Lost–and found–in translation

If you want something done right, you have to do it yourself. Which is why associate professor of theatre Antonio Ocampo-Guzman didn’t think twice about doing his own translation of Federico Garcia Lorca’s play The House of Bernarda Alba, which opens Tuesday night at the Studio Theatre in the Curry Student Center.

Ocampo-Guzman, who is directing the Northeastern production, has had a lifelong love of Lorca’s work. When he directed his first Lorca play, Blood Wedding, at Northeastern in 2010, none of the English translations of the Spanish playwright’s work really spoke to him.

“The thing about translation is if you translate this text literally to make the anecdote understandable you lose some of the roughness of the Spanish language or the idiomatic uses of the language,” Ocampo-Guzman explained. “Most translations are done in order to read a play, not to perform it.”

Punctuation makes the text live in the land of should, which is the worst land for an actor to live in. We need to live in the land of would or the land of will.
— Antonio Ocampo-Guzman

So in a first for him, Ocampo-Guzman did his own translation of Blood Wedding in 2010 and translated The House of Bernarda Alba this past summer. “It was a really deep experience personally as a bilingual artist, he said. “It brought my two worlds, my two languages, my two cultures together.”

One very noticeable omission from Ocampo-Guzman’s translation is punctuation. In none of the scripts will you find a period, exclamation point, question mark, or comma.

“Punctuation makes the text live in the land of should, which is the worst land for an actor to live in,” Ocampo-Guzman noted. “We need to live in the land of would or the land of will. Getting rid of punctuation frees the actors up, not just in terms of interpretation but more importantly in terms of the invention of the language they are speaking.”

Stage manager Pablo Hernandez Basulto, AMD’18, says Ocampo-Guzman’s translation gives the performers more space for discovery.

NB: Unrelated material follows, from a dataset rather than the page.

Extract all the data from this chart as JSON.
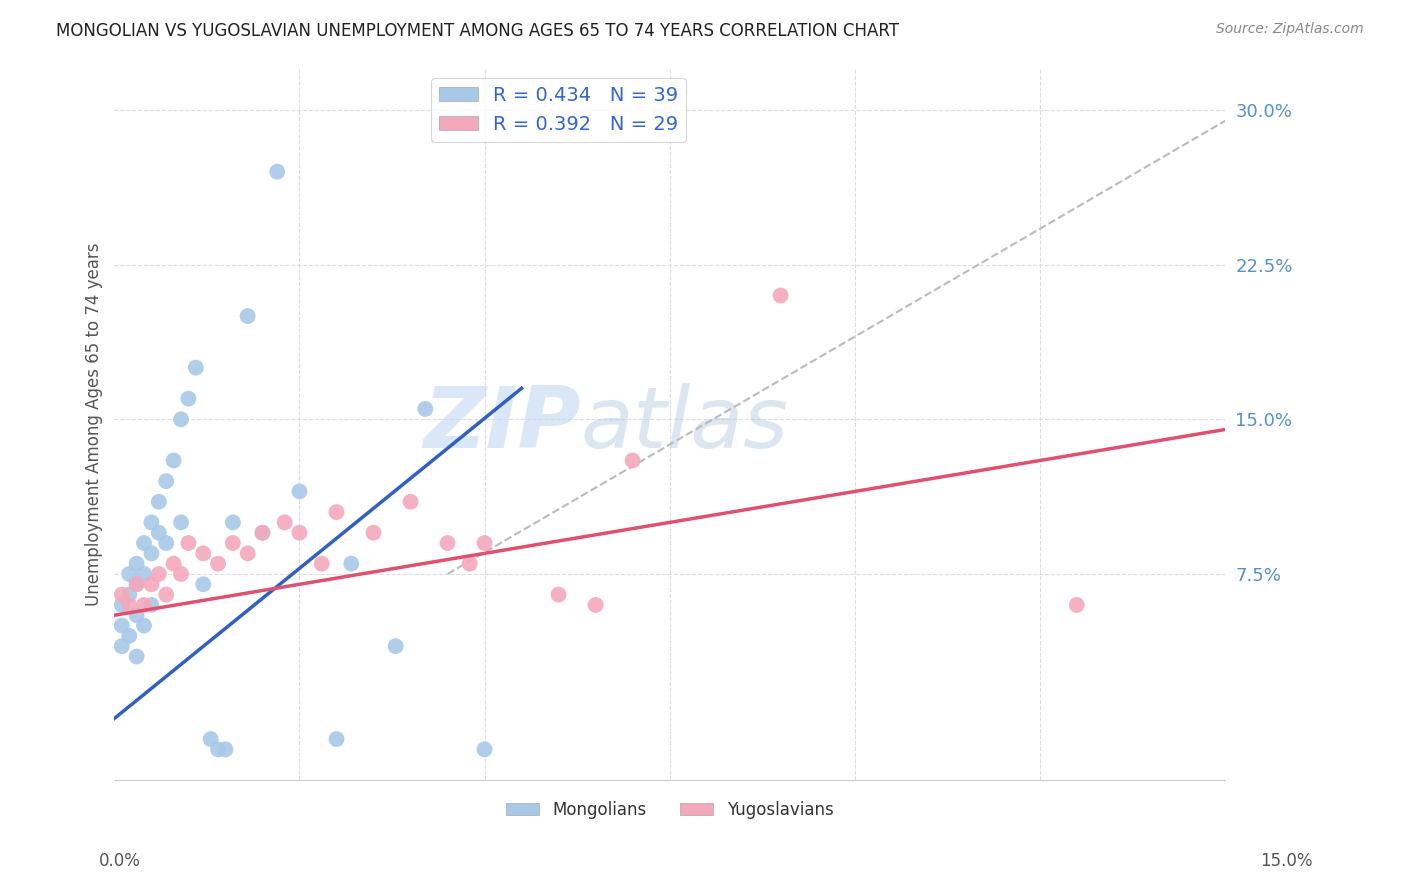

“It allows for the voice of each actor to come into the room, and not exactly portray Lorca’s ideas but rather make them their own,” Hernandez Basulto said.

The House of Bernarda Alba is a story about a widow who exerts strict control over her five daughters after her second husband dies. The play was first performed in 1945, and was the last play Lorca wrote before his assassination in 1936.

“Feminism is a huge part of this play, and for me with the recent focus on how feminism is evolving and trying to take the taboo off the word, that is interesting for me,” said Barbara Edmonds, AMD’18, who plays Bernarda Alba.

Something else audiences will notice about The House of Bernarda Alba is there are no male roles. “I like that it is all women for this play specifically because it is about, in a modern way, feminism set in the time of the play,” added Edmonds. “It is about the repression of women and different societal norms between the genders.”

The House of Bernarda Alba opens Tuesday, Oct. 20, at 7:30 p.m. at the Studio Theatre in the Curry Student Center. The show will run through Oct. 31. Tickets are available through the Northeastern University ticket office, myNEU, or at the Studio Theatre box office.